Je réfléchis à ce qu’elle me dit ….


C’est dommage que je rencontre Claire dans ce contexte parce que c’est une femme formidable. Elle est passionnée par son métier et au service de ceux qui ont en visiblement bien besoin… je suis émue de voir ce petit bout de femme courageuse et aimante veiller sur des congénères dévastés par la vie.


Après cet échange introductif, Claire m’emmène au bout du couloir pour me montrer le local où se trouve le chariot pour le nettoyage. Elle me propose de commencer à nettoyer consciencieusement l’étage du bâtiment pendant qu’elle va faire son rapport.
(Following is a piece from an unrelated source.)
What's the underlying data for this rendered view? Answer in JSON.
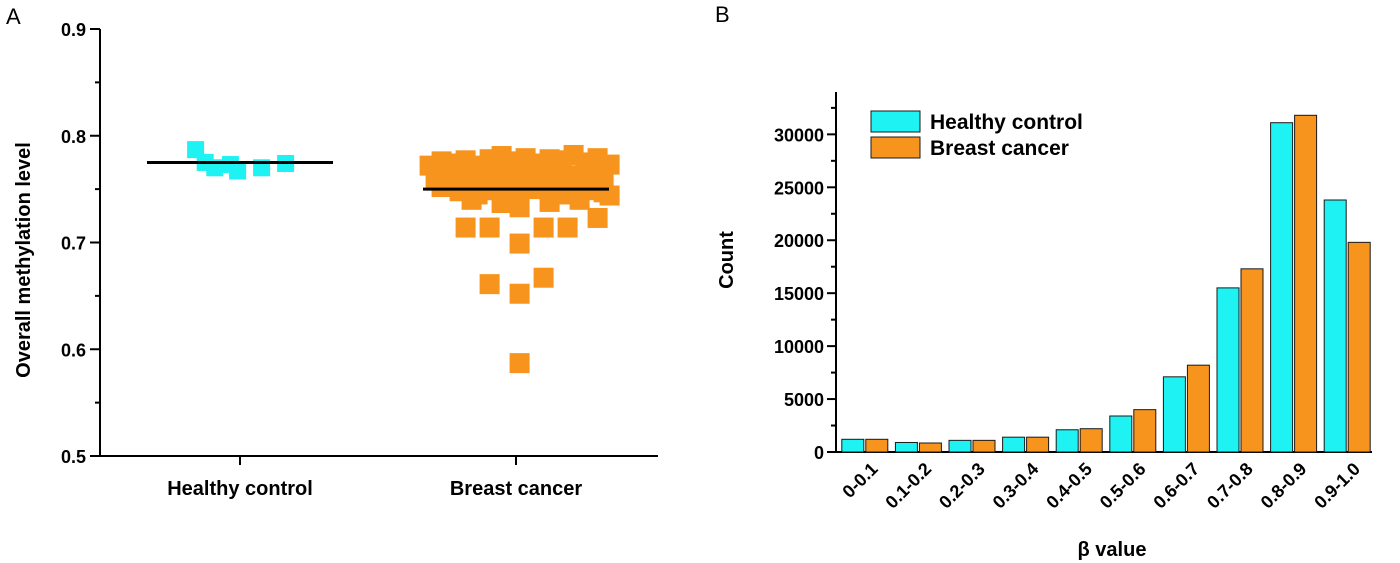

Elle m’explique que vers 2 heures du matin, toutes les nuits, la procédure veut qu’il y ait une ronde et que chaque chambre soit ouverte afin de s’assurer que le patient est calme. La nuit est synonyme d’angoisse et d’agitation qu’il faut parfois canaliser.


J’en conclus donc que Pauline mourra après deux heures du matin. Reste à savoir si je pourrais la tuer comme je l’espère.